KHADAM
Oleh: Chabib Musthofa
Mudir JATMAN Idaroh Ghusniyah Buduran
Di era kini mungkin sulit kita jumpai adanya santri yang khidmah pada kyai seperti halnya berbagai kisah yang pernah kita dengar dari para generasi terdahulu. Jikapun ada, tentu berada dalam bentuk dan konteks sosial-budaya berbeda dengan sekian variabel yang saling terkait dan mempengaruhi. Bahwa keberadaan santri yang khidmah dengan menjadi khadam kyai di masa kini tentu masih ada, dengan karakteristik yang berbeda dengan periode sebelumnya. Paling tidak bila dilihat dari aspek ketersediaan fasilitas dan kompleksitas peran dan fungsi sosial-budaya yang harus dijalankan oleh kyai, tentu posisi sebagai khadam kyai di era kini menyediakan pengalaman dan keseruan tersendiri.

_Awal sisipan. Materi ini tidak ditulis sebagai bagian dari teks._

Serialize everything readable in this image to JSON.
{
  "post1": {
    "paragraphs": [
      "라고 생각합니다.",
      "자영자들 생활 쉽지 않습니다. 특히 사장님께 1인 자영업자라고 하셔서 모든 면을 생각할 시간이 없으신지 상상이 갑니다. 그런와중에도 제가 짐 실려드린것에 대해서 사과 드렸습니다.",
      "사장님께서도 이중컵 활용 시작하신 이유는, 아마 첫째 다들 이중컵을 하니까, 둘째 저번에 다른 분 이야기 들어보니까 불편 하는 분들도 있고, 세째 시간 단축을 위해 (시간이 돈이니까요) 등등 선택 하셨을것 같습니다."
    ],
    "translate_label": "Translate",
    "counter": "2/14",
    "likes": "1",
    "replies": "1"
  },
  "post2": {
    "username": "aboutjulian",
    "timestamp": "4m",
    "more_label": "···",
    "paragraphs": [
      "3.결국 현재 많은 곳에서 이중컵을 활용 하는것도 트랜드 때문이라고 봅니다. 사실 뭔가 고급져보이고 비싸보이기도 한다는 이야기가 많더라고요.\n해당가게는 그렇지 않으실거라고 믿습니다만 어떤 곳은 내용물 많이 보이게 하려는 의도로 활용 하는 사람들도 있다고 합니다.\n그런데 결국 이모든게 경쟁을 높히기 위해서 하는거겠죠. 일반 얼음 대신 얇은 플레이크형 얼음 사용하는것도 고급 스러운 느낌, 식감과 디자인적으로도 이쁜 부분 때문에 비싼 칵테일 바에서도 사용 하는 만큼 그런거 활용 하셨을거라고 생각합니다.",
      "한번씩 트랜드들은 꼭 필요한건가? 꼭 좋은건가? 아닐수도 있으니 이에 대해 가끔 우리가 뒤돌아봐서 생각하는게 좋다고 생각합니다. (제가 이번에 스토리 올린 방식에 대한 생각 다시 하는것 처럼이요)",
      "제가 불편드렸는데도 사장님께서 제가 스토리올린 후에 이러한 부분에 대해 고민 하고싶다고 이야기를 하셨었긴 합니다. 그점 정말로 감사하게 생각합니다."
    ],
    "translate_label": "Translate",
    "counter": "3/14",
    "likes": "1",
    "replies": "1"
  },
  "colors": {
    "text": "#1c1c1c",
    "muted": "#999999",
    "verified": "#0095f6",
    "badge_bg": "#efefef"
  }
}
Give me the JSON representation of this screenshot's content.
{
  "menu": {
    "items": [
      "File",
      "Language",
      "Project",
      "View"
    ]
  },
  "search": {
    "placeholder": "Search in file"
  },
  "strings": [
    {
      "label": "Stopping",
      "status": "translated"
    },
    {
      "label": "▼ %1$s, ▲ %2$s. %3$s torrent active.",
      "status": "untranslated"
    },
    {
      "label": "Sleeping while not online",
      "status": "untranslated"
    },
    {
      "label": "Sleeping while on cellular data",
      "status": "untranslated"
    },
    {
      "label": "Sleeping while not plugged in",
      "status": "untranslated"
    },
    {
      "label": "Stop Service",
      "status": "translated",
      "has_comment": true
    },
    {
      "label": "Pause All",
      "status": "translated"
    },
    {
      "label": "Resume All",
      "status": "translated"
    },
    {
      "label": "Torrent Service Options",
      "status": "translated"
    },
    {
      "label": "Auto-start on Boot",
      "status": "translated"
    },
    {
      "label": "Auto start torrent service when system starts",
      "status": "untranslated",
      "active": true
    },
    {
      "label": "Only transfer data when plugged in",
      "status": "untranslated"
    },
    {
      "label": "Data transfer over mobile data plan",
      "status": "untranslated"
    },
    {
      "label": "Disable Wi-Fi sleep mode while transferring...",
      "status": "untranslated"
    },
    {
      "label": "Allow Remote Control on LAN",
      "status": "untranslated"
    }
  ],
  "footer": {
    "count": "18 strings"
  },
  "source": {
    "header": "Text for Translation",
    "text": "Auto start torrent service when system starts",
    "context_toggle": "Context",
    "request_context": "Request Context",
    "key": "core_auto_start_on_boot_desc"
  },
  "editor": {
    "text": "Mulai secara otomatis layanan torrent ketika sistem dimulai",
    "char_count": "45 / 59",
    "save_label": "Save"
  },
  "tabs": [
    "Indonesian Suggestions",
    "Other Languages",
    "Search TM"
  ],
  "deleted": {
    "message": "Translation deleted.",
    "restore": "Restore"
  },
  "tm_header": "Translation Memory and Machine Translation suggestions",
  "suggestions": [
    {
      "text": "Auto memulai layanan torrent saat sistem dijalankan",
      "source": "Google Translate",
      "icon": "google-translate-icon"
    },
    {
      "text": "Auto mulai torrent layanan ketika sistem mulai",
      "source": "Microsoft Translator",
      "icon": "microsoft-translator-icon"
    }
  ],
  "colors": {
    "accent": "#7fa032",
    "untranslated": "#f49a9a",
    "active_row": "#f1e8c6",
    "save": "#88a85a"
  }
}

Kisah-kisah para khadam yang hidup di masa lalu selalu memiliki tempat tersendiri pada relung kesadaran nalar santri yang menikmati cerita tersebut. Berbagai pernak-pernik kisah para khadam juga memiliki saluran atau media pewarisan pengetahuan tersendiri dari generasi ke generasi dengan narasi yang menarik dan kerap dibumbui dengan tambahan pendapat subyektif dari penuturnya. Kisah para khadam ini juga kerap terjadi bukan hanya pada saat berlangsungnya forum pendidikan formal pesantren seperti ketika pengajian kitab, tapi juga tersebar bahkan melalui ceramah pengajian umum, perbincangan para santri saat kongkow, tulisan di berbagai media, dan bahkan terjadi melalui komunikasi insidental yang tidak direncanakan.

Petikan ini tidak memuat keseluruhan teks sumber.